Grasping at Straws

5.15.2004


In some recent private correspondence, I've been made aware that there's a perception I've been witholding a part of myself for the past couple of years -- ever since the faith shake-up. That is, I've not shared much about the inner me with those close to me.

I've been trying to process this assessment for a couple of days. It isn't that I don't want to share myself with others -- shoot, this blog is a case in point. But there are parts of the faith question that I have definitely kept out of conversation with others, and I think that's been sensed by others. I won't initiate faith conversations much these days. I don't talk much about God, except to marvel at how little we can actually know about such a being outside of tradition.

I used to think that it was plainly obvious that "the heavens are telling the glory of god", that God is plainly evident "through what has been made, so that [I am] without excuse". But now, I look around me and see a lot of data, but I see no clear logical warrants or implications. Time passes, as it always has. One thing leads to another, which of course begs the question of what or who the first thing was. But as to the question of what leads us to think that that first thing is the God of Genesis, or the Father of lights in James, is far less certain.

Every so often I grab some beer and pizza with a friend, and we talk about how we're doing. I ask him questions about his life, his marriage, his studies, etc. He does the same for me. I don't think I'm holding back much when we talk (he can of course feel free to contradict or speak to that in the comments section), but that's because the guy has been alongside me the whole time, and has watched me grapple with and voice so many concerns that my anxieties about God don't freak him out.

So about a month ago we're sitting in Starbucks, watching people pass on the sidewalk in the Chapel Hill dusk: folks getting on about their lives, cars driving by, panhandlers, the evening streetlights coming on. I asked, "Does it ever occur to you that in the end, regardless of what we read and hear and think and say we know, that nobody really ever knows what the deal is about God, or what happens when we die?" My friend, who is steeped in the Baptist tradition and the proud son of missionaries, paused, and then replied, "Yep. We're all just grasping at straws." And then he sat there thoughtful and silent. No qualifications, no emendations, no cleaning it up.

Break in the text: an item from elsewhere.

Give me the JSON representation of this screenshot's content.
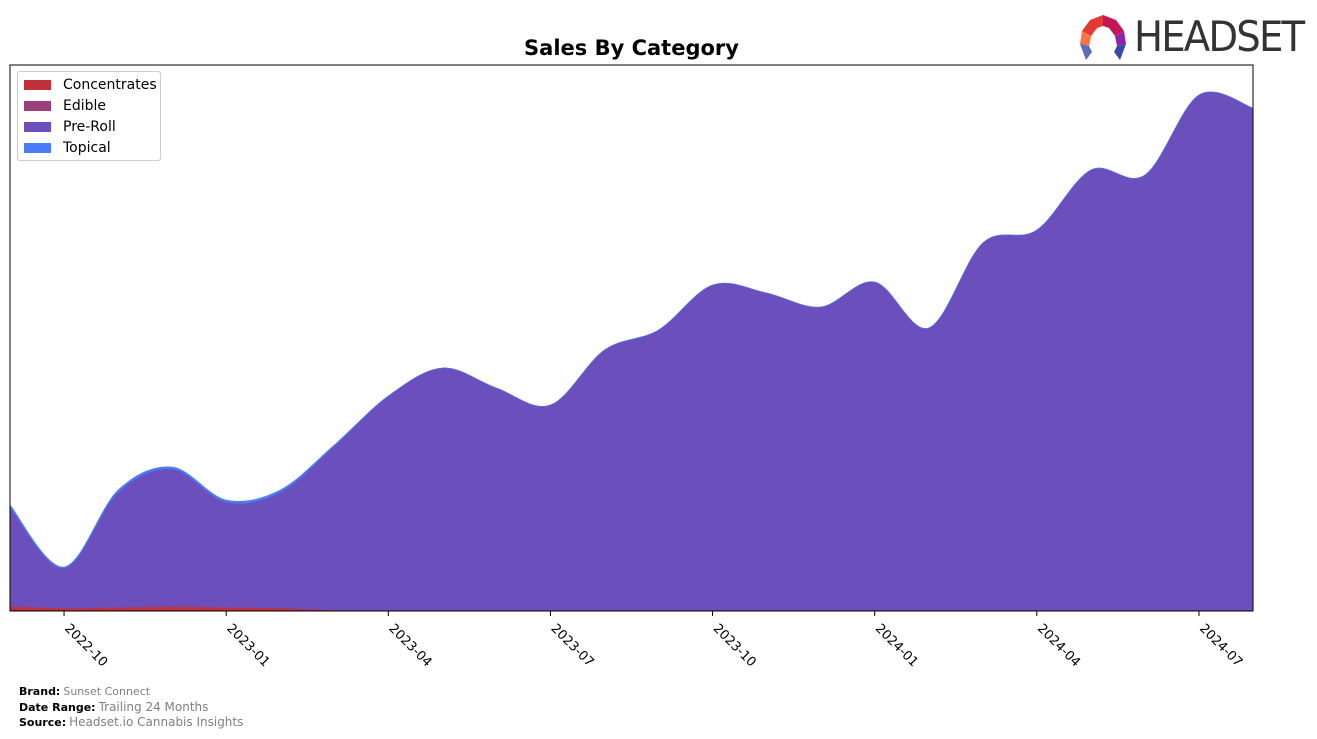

That answer, in its brutal honesty at the remains of the day, was more life-giving than a hundred attempts to cajole me into giving up my ostensibly misguided approach to historicism.

But ask yourself: would you be able to give that answer? I imagine that few would be able to help but try to bring the focus of such a conversation around to a more conventionally positive or scripturally based assertion of God's identity and essential goodness. And, to be frank, those answers consequently step out of the discomfort, and do little to help.

And that's why I keep my mouth shut.